Callista shook her head again as if she could flick out whatever painful thought was in it.
“I lied to you,” she said.
“When?” I asked.
“Earlier,” she replied, sniffing again, face full of even deeper remorse “I didn’t…I didn’t actually lie. But I didn’t say something when I should have. A long time ago.”
She cleared her throat. “I knew that we’d lived before and had other lives. I just didn’t say anything.”
All along? Had I missed so many clues that she’d put it together long before me? Confusion hit and a barrel of questions broke open in front of me.
“How?” I asked. She scratched the back of her head, ruffling her hair nervously before pulling it back behind her shoulders.
“I—I had different dreams than you,” she admitted.
“Why didn’t you tell me that before?” I felt lost. I couldn’t think of any reason why she’d have withheld that. It wasn’t like I’d have been angry with her. It just might have helped me to figure things out much faster.
She shook her head. “It’s not what you think, Michael. It was about us. You and me.”
I wasn’t sure what that meant and her voice refused to give me any indication. She gathered her courage and pressed on.
“I think I had more dreams than you,” she said. “Maybe Thad did as well; I haven’t asked. I didn’t just dream of finding you and then getting killed. I dreamed of other things.”
She nodded, voice going melancholy. “You and I and Thad, in some other life. In my dreams, I called you Daniel but I didn’t see him, I saw you, just like you are now.”
She waved her hand at me. I remembered how my dreams had also shown her and Thad as they were, not who they’d been in the other lives. I guessed it’d been a part of our connection—something that’d linked us in this real life.
“We were outside, in a garden,” she continued. “It was giant like a courtyard, with all red flowers hanging from the trees and the ground just…littered with them. Like that was the ground, these bloody-looking red flowers all over the place. And I just stood there with Thad next to me, there was nobody else but us and you.”
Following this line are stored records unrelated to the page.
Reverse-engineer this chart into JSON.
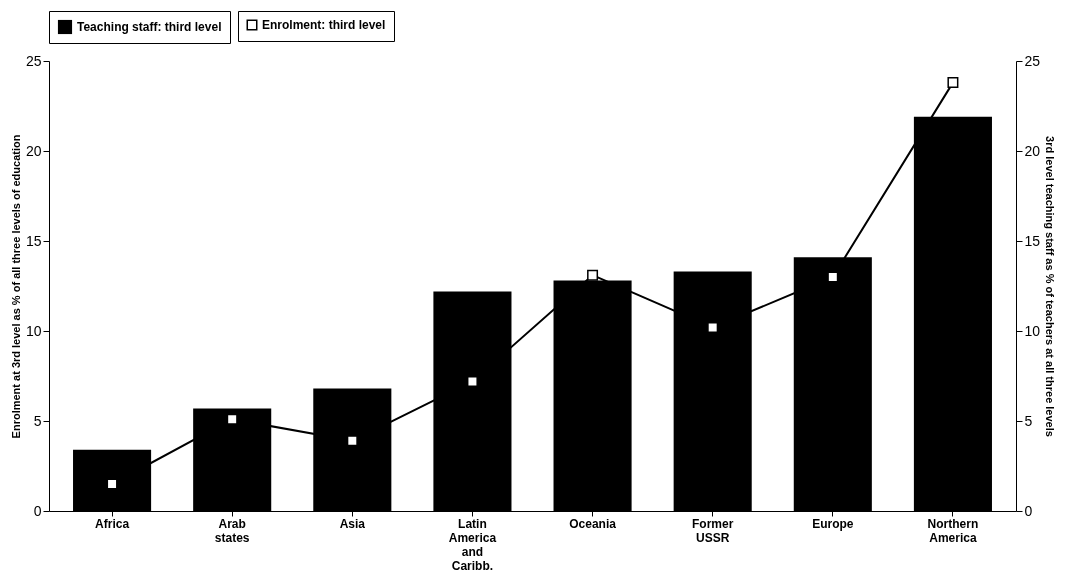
{
  "chart_data": {
    "type": "bar",
    "categories": [
      "Africa",
      "Arab states",
      "Asia",
      "Latin America and Caribb.",
      "Oceania",
      "Former USSR",
      "Europe",
      "Northern America"
    ],
    "series": [
      {
        "name": "Teaching staff: third level",
        "type": "bar",
        "axis": "y2",
        "color": "#000000",
        "values": [
          3.4,
          5.7,
          6.8,
          12.2,
          12.8,
          13.3,
          14.1,
          21.9
        ]
      },
      {
        "name": "Enrolment: third level",
        "type": "line",
        "color": "#000000",
        "marker": "square",
        "values": [
          1.5,
          5.1,
          3.9,
          7.2,
          13.1,
          10.2,
          13.0,
          23.8
        ]
      }
    ],
    "ylabel": "Enrolment at 3rd level as % of all three levels of education",
    "y2label": "3rd level teaching staff as % of teachers at all three levels",
    "ylim": [
      0,
      25
    ],
    "yticks": [
      0,
      5,
      10,
      15,
      20,
      25
    ],
    "y2lim": [
      0,
      25
    ],
    "y2ticks": [
      0,
      5,
      10,
      15,
      20,
      25
    ],
    "legend": "top",
    "grid": false
  }
}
She lifted her right hand. “Thad was whispering something to me and showed me his silver ring. It only had one mark on it then. He said that every Guardian has two rings for picking their Chosens: two humans that a Guardian trusts more than anyone else, and wants to keep for eternity. It was almost like he was reciting something from a ceremony.”
“Then you started talking,” Callista went on. “You told me I could still leave if I wanted. If I wasn’t absolutely sure of what I was doing, that I shouldn’t go ahead, and you wouldn’t hate me.”
She shook her head. “But I wasn’t going to hear any of that. I didn’t have any control over myself, but I knew that I wanted it, back then. And when you finally got your hand up and put the ring on my finger, everything just went black, and I woke up.”
Here she reached over her shoulder, massaging the back of her own neck just like I’d wished I could have done minutes before. I held my hands as she eased her own pain out.
“Then all the other dreams kept going. Can you imagine what that did to me?” she said. “This real-life ring started growing from my finger and I was still dreaming about you night after night. My parents already had me going to a psychiatrist for the nightmares. I think that’s how the Guardians found me—all my wild stories in my medical records about claws and Chosens and someone named Daniel Rothfeld…it had to have sent up a flag to them somehow.”
She was fighting back tears. “Then they found me, and…you know. But the dreams kept going until the scales appeared while I was lying in their cell. I kept seeing you at night, watching you die in your lives, watching Thad die…watching me die.”